I’ve never done Outward Bound, but back in the shower I figured I could do something crafty, and reached for the Cetaphil face wash. I mean, we used it on the girls’ hair when they were wee, right?

Let’s just say that that night at dinner I looked like a greasy droopy-haired mope, AWOL from the asylum. Early in the evening, I confessed to John and Jim about my hygiene challenge, apologizing that when my hair dried it’d likely be less than adorable. But an hour or so later, it became clear that it wouldn’t even get so far as to appear “dry.”

When the madras-pants-clad owner hustled the check to our table at night’s end—it being clearly later than the employees were keen on still being there—I reached for it. “Oh!” he trilled, in a voice less gay than the term ‘trill’ might imply. And looking over at John and Jim, “I wish a beautiful woman would buy dinner for me!”

Jim glanced at my limp asylum dreads, then up at the restaurant owner and said, “Me too.”

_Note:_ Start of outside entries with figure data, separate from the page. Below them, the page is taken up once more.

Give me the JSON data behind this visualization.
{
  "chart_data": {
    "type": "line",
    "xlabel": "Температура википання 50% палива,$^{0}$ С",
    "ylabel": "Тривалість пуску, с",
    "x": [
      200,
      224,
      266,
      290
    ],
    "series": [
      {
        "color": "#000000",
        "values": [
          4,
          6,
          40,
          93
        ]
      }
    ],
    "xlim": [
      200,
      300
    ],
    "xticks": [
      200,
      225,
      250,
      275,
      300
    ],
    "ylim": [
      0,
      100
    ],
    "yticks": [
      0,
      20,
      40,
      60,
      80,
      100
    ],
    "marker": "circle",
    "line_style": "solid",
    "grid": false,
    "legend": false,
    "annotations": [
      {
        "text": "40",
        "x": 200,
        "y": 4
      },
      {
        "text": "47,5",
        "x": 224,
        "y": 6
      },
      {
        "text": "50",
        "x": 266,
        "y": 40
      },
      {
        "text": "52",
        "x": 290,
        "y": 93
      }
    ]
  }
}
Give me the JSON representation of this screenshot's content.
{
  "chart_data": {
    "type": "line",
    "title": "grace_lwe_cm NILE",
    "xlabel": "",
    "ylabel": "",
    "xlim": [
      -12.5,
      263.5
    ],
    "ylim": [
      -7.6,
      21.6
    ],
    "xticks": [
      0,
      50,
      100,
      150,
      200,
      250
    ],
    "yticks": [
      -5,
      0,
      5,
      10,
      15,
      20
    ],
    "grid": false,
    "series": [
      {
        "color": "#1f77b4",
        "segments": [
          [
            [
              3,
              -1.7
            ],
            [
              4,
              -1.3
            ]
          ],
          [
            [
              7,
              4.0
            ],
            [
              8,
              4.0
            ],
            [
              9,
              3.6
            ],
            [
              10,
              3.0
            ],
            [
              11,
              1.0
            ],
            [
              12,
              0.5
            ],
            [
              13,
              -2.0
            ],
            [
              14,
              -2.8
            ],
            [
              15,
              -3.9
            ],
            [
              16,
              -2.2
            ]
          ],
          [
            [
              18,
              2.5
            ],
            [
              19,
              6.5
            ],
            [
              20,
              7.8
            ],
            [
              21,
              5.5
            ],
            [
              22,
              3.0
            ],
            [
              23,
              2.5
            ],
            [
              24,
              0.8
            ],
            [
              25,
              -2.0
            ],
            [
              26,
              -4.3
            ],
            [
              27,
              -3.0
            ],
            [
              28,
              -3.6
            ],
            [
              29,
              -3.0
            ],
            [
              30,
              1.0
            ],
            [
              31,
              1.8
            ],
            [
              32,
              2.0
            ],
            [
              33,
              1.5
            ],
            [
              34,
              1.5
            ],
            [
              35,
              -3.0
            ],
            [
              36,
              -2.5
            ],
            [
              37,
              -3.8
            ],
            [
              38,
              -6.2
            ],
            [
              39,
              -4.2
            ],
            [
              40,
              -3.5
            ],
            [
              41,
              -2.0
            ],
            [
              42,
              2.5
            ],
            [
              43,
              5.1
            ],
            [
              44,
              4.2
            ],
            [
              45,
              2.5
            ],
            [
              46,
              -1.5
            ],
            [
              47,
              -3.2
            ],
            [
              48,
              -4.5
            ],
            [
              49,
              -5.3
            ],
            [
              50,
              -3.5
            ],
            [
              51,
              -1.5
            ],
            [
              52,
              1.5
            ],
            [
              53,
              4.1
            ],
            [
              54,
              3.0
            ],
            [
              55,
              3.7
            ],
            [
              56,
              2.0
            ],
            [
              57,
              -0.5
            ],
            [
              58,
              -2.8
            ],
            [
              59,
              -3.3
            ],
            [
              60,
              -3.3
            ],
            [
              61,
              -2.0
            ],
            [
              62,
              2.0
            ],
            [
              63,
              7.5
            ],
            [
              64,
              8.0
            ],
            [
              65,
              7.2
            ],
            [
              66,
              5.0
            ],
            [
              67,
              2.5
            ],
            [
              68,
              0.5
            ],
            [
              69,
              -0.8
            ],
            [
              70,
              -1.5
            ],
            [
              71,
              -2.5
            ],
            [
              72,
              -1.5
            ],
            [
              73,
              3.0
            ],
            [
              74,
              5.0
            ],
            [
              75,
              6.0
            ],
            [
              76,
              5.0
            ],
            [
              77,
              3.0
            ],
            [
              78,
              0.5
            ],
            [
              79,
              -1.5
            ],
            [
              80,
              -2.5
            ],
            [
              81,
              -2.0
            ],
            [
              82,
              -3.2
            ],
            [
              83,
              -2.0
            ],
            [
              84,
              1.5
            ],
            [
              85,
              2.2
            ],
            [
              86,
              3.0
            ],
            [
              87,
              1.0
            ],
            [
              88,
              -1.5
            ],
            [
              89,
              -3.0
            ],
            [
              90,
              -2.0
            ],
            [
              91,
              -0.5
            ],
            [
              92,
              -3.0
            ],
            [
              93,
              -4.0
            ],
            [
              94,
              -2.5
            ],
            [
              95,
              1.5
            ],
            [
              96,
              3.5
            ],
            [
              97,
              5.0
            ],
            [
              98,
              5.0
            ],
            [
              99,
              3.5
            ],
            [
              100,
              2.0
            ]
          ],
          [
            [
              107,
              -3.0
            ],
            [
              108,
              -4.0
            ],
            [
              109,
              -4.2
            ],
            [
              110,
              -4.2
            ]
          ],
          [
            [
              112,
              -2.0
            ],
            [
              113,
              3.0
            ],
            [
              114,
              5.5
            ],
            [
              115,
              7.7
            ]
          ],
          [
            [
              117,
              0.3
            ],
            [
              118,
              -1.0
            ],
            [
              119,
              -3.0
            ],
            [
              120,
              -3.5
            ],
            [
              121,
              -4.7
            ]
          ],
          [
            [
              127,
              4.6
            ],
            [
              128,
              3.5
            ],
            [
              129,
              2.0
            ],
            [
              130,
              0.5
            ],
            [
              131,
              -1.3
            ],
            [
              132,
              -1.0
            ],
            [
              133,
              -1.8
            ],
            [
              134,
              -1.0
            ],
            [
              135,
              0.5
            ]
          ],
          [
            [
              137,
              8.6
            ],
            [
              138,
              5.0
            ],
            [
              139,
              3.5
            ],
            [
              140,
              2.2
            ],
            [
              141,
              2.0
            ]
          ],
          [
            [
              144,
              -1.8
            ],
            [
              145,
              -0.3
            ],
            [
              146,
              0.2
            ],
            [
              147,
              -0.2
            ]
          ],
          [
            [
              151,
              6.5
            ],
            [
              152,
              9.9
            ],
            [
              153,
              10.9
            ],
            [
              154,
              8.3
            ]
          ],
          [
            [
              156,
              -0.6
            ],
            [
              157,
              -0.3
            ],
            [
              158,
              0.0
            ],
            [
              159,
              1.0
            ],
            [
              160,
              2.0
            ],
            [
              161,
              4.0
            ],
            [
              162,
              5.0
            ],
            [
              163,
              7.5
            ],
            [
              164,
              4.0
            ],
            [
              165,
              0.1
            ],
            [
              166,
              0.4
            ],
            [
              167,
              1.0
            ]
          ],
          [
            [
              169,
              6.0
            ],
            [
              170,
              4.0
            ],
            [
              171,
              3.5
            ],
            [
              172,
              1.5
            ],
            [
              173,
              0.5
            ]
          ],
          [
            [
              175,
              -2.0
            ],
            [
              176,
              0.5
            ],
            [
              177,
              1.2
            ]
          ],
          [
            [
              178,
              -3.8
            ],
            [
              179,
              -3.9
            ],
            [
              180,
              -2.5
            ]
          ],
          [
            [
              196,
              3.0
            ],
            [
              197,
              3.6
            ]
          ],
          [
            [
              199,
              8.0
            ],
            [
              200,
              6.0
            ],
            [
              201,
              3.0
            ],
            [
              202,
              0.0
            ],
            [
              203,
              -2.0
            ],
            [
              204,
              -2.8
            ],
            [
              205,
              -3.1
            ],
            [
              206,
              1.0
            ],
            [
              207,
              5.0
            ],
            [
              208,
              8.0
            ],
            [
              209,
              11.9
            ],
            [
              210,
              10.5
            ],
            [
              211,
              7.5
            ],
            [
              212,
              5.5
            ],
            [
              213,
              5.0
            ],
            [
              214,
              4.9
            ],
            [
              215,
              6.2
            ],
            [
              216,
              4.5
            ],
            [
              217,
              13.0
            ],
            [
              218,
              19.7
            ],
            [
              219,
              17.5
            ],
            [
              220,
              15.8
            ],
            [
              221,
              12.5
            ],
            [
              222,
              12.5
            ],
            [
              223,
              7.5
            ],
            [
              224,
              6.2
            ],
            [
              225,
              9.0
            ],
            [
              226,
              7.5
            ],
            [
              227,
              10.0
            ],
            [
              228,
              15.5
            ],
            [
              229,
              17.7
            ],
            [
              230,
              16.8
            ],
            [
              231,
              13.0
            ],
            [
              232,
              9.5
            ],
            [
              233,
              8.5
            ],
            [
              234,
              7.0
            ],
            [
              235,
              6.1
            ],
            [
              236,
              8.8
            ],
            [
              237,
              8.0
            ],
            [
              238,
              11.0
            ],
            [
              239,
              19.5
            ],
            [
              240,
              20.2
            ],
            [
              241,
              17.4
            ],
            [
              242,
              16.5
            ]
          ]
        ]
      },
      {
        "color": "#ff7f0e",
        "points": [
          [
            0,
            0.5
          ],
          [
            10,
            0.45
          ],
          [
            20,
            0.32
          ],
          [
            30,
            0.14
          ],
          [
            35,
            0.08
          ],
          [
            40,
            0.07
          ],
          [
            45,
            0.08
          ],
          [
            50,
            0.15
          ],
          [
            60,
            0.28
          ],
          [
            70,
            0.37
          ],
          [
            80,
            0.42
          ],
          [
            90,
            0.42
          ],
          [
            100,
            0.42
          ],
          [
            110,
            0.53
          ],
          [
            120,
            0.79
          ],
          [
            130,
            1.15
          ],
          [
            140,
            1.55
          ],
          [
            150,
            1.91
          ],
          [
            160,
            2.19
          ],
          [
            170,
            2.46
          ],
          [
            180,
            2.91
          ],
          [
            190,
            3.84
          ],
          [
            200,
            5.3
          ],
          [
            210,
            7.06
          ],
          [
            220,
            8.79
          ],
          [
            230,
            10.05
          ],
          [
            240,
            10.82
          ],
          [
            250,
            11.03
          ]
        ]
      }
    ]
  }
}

Well one thing I can look forward to back in Cali (the potential for trembling earth aside), is my own ugly green shower, overflowing with embarrassingly costly shampoo. Clean hair, here I come!


2 Comments »

2 Comments on “Solid Ground”

  1. 1 wee1 said at 1:41 pm on July 9th, 2009:

    Good thing you didn’t use that Royal Jelly face cream on it. Yikes! Cetaphil is tough stuff.

  2. 2 John said at 7:13 am on July 12th, 2009:

    Funny stuff.
    Your writing, that is.
    The hair was indeed a fright.
    Also funny was your fear that your hair would “frizz out” when it dried, when in reality it remained glued to your head.

    Pack that earthquake emergency kit already!